Our main character Nadine is a smart, but very self conscious and awkward girl who tends to view everything in her life in the negative and believes she only has one friend in the whole world. This one friend is Krista, played by Haley Lu Richardson. Krista has been Nadine’s best friend since second grade, so she is close not only to Nadine, but to her entire family, which since the death of her father (Eric Keenleyslide) consists of her near perfect brother Darian (Blake Jenner) and her wreck of a mother (Kyra Sedgewick). Rounding out the cast are her teacher and confidant Mr. Bruner (Woody Harrelson) and the guy who sits next to Nadine in class who has a crush on her, Erwin (Hayden Szeto). The cast is wonderful, truly understanding these characters and really bringing them to life in realistic fashion. Most real enough to be familiar, but distinct enough that none seem like a stereotype, and are characters worth investing in. I say most because Haley Lu Richardson as Krista is the one performance that stands out as bland, fake, and amateurish marring what otherwise is a spectacular ensemble performance.
The actors would have had a harder time giving us such fantastic performances, though, if they weren’t given an equally fantastic screenplay to work with. Everything is absolutely pertinent to anyone who has attended high school or had a family, yet it still has sharp dialogue that never seems too much nor out of place, great pacing even though there really is no climactic event to be building toward, and very thorough and realistic development of character with not a single person being quite the same at the end as they were at the start, yet none changing purely to further a plot device, it’s all organic and natural yet still often surprising.
One of the very notable problems, if you can call it that, with The Edge of Seventeen is the very Hollywood problem of casting people far too suave and good looking to really be taken seriously as loner outcasts. Hailee as Nadine sort of pulls it off, as one of the primary themes of the movie is that we often make our own problems and push others away due to self absorption, but it still seemed to me that in any normal high school she would at least be in the popular clique if not the queen bee herself, and this problematic trope really stands out with Hayden Setzo as Erwin. When you have abs that would make most gymnasts jealous, a fashion model face, and millionaire parents, I don’t think you would be viewed as a geek who has to hide in your bedroom and draw cartoons to get through life. Sure, another of the big messages in the movie is that no one is a sterotype, the outcasts among us aren’t as lonely as they think and the popular kids still have problems, but there is not a single person in this entire high school who seems like they wouldn’t have scores of ardent admirers in any real high school in America.

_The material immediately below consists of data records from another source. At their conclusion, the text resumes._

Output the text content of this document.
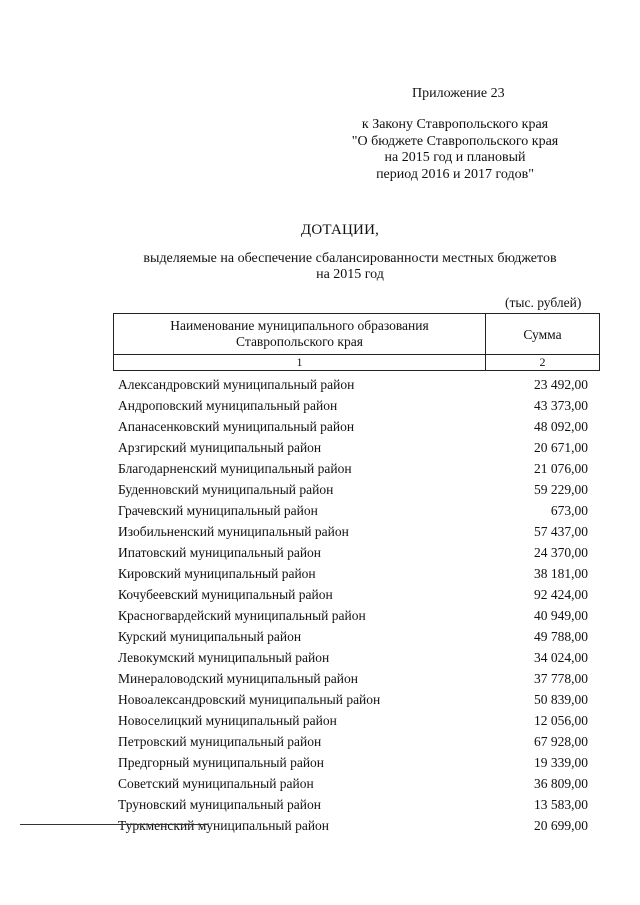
Приложение 23
к Закону Ставропольского края
"О бюджете Ставропольского края
на 2015 год и плановый
период 2016 и 2017 годов"
ДОТАЦИИ,
выделяемые на обеспечение сбалансированности местных бюджетов
на 2015 год
(тыс. рублей)
Наименование муниципального образования
Ставропольского края	Сумма
1	2
Александровский муниципальный район	23 492,00
Андроповский муниципальный район	43 373,00
Апанасенковский муниципальный район	48 092,00
Арзгирский муниципальный район	20 671,00
Благодарненский муниципальный район	21 076,00
Буденновский муниципальный район	59 229,00
Грачевский муниципальный район	673,00
Изобильненский муниципальный район	57 437,00
Ипатовский муниципальный район	24 370,00
Кировский муниципальный район	38 181,00
Кочубеевский муниципальный район	92 424,00
Красногвардейский муниципальный район	40 949,00
Курский муниципальный район	49 788,00
Левокумский муниципальный район	34 024,00
Минераловодский муниципальный район	37 778,00
Новоалександровский муниципальный район	50 839,00
Новоселицкий муниципальный район	12 056,00
Петровский муниципальный район	67 928,00
Предгорный муниципальный район	19 339,00
Советский муниципальный район	36 809,00
Труновский муниципальный район	13 583,00
Туркменский муниципальный район	20 699,00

The Edge of Seventeen probably won’t go down in history as a classic of the high school coming of age genre, but it really is an excellent example of one all the same. There is nothing here truly unique or original, but it is so magnificently well done, it really doesn’t have to be to still pull you in and get you heavily invested in its characters. It’s incredibly difficult to make a character that over the space of only a couple hours frustrates you to no end, yet whom you still just want to hug and help out in any way you can, and Hailee pulls off that very difficult stunt in her turn as Nadine. After True Grit, I’d wondered what had happened to her as I saw in her someone who had amazing potential. I’m very glad to see she’s back, and that potential is still there and very much being realized.
Rating: 7.2 out of 10
(I do realize Hailee Steinfeld was also in Pitch Perfect 2, but…. I haven’t seen it yet. I know, I know.)